The mage grinned enigmatically. “Oh, but it is,” he finally revealed. “All sorts of demons dwell in this land of ours. I’m a little surprised your parents, both Caldwen born, never told you. Their lineage goes back to the early days of Nav-Gandar. Demons are the spiritual patrons of most things here, such as rivers, roads, bridges, gates, farms and fields, towns and villages, cemeteries and monuments, families, skyships, schools, and so on. Some are even the mascots of colleges and protectors of students like you. But they are the servants they always were meant to be. You see, a time had come in the olden days when a savage bloodletting took place among ruling demons. The most powerful of them devoured all the others and, in so doing, attained divinity as a patron of wizards. His name was Naghilas the Black. Though originally malevolent, his godly nature shifted so that he could attract a greater number of mortal followers. He hungered no longer for flesh and soul but rather for power born from worship of the many. Over time, he became Naghilas the Gray, neither good nor bad, but supreme master of magic. In a way, despite his lingering looks and manners of demons, he remains beholden to his followers. Dormant after the fall of Gandaria, Naghilas owed his renaissance and the revival of his cult to the Maghia’s centuries of struggles. He stands now as the patron of our magiocracy, and many among the sect became his faithful. Under his supremacy, demons are made to serve Caldwen. Some are good, many not so much and quite selfish, just like most people of this world.”

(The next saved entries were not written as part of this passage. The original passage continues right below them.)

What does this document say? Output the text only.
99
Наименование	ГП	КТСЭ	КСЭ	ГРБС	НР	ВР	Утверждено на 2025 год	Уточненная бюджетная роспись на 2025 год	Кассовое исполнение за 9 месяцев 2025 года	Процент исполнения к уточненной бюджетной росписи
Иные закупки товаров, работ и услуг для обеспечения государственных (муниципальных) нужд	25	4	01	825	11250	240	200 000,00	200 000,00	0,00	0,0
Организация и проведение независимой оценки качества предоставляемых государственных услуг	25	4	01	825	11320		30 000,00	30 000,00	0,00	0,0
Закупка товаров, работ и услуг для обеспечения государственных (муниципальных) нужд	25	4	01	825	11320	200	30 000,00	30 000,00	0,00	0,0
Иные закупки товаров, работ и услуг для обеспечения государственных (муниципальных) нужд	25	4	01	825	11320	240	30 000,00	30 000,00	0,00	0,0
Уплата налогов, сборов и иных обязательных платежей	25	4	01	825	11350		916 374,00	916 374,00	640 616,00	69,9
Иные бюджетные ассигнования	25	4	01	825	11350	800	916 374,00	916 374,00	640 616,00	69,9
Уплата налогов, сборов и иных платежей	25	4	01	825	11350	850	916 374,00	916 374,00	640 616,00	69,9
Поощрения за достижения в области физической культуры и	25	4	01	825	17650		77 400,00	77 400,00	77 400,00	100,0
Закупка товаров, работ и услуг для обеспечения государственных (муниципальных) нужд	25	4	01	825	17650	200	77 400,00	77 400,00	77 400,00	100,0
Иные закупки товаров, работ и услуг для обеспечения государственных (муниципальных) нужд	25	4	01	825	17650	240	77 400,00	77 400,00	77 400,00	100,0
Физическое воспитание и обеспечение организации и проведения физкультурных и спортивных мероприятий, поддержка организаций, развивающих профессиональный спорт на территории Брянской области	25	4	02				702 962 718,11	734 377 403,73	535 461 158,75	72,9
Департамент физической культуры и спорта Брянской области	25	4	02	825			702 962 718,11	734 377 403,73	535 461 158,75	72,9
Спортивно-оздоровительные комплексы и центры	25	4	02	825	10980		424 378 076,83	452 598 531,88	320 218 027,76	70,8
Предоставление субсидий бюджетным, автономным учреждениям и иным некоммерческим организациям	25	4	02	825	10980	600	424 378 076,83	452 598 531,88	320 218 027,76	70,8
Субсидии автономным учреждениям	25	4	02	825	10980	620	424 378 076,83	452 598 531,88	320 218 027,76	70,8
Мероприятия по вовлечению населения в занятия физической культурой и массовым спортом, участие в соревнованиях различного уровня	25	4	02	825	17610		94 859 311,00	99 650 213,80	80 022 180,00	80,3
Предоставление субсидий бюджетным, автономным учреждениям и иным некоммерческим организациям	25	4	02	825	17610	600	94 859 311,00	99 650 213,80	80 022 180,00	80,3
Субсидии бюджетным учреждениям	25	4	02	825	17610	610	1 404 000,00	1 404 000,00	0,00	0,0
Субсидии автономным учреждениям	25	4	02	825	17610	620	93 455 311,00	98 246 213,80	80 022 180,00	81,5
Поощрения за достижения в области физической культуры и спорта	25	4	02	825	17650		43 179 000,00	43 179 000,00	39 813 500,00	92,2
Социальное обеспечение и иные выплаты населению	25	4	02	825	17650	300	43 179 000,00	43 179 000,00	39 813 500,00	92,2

Aziel leaned on his elbow and crossed his legs while Nehiyah pondered her master’s words. Her gaze slowly drifted down the mage’s robe, whose lower edge had pulled up just enough to reveal a cloven hoof. The mage casually bounced his lower leg as he observed his apprentice. He nodded when his apprentice lifted her eyes, troubled and confused. “Well, little one. You are now mine to protect and guide. It is as your parents bargained, like their forebears did for them and so back to the beginning of their kind. Make them proud.”